Local critics say that Park taking issue with her detention and fairness of the trial through MH Group might be an attempt to garner international sympathy and pave the way to reject the ruling should it be not in her favor.
|Mishana Hosseinioun, president of US-based MH Group (Bak Se-hwan/The Korea Herald)|
But Hosseinioun insisted that Park had been a victim of a political trial in the court of public opinion. Like anybody else, her right to a fair trial and other basic human rights should be protected, she added.
“There is the issue of also ‘innocence until proven guilty.’ This is being presumed guilty, something that was exaggerated by the public opinion. A lot of people came out for revenge, but it’s not about what they think or what they want, it’s about what is permitted within the law,” she said.
Park, a longtime conservative icon, was impeached in early March over a sweeping influence-peddling scandal. Less than three weeks after, she was taken into custody and the following month was sent for trial.
Her liberal opponent -- President Moon Jae-in -- has since seized power via election and is now running a sweeping campaign to right the past wrong.
MH Group earlier defended Saif al-Islam Gaddafi, the son of the former Libyan dictator Muammar Gaddafi who was once seen as heir apparent to his father’s regime, for his rights to a fair trial at the African Court of Human Rights.
Hosseinioun said that such high-profile cases offer a chance to elevate the issue of human rights.
“These cases are chances for incoming governments to do things right and to end the cycle of impunity and cycle of revenge,” she said. “Defending the cases of unpopular people who people think do not deserve to have their human rights protected is the only way to ensure those rights are upheld for all.”

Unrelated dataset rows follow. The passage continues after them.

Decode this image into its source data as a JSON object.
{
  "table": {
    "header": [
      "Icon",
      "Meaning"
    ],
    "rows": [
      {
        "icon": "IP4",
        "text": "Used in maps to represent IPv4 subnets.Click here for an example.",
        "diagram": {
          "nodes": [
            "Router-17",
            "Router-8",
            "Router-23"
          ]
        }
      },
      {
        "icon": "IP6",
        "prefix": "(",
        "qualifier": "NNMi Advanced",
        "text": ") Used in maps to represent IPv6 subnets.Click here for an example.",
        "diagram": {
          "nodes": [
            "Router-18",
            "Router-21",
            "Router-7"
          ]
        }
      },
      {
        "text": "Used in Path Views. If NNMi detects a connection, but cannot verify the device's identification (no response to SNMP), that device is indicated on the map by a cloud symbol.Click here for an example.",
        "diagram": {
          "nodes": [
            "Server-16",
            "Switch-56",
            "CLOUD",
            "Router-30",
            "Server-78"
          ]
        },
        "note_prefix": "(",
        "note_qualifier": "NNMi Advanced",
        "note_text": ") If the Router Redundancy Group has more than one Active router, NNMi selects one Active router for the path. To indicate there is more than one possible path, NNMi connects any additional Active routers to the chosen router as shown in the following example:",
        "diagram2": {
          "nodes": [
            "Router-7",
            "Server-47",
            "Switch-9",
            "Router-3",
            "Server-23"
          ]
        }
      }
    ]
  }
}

Now, a team of three lawyers including Do Tae-woo, who formerly represented Park in her trial, is working to bring the world’s attention to Park’s detention, she revealed. Hosseinioun did not elaborate on whether she already met Park or plans to meet Park while in Seoul.
Park’s trial is limping on with protests and complaints.
In October, her lawyers quit en masse in protest against the court’s decision to extend her custody by another six months, citing the possibility of her destroying evidence.
Park called her trial “political revenge in the name of the rule of the law” and has boycotted her trial since then by refusing to meet with her newly appointed state lawyers and to attend her own court proceedings, citing poor health.
Hosseinioun revealed that the Justice Ministry refused to meet her team.
In the letter obtained by The Korea Herald, the ministry rejected the meeting, saying that Park is being fairly and humanely treated and the meeting could affect the result of the trial.
Hosseinioun expressed regret, calling the ministry’s decision “defensive.”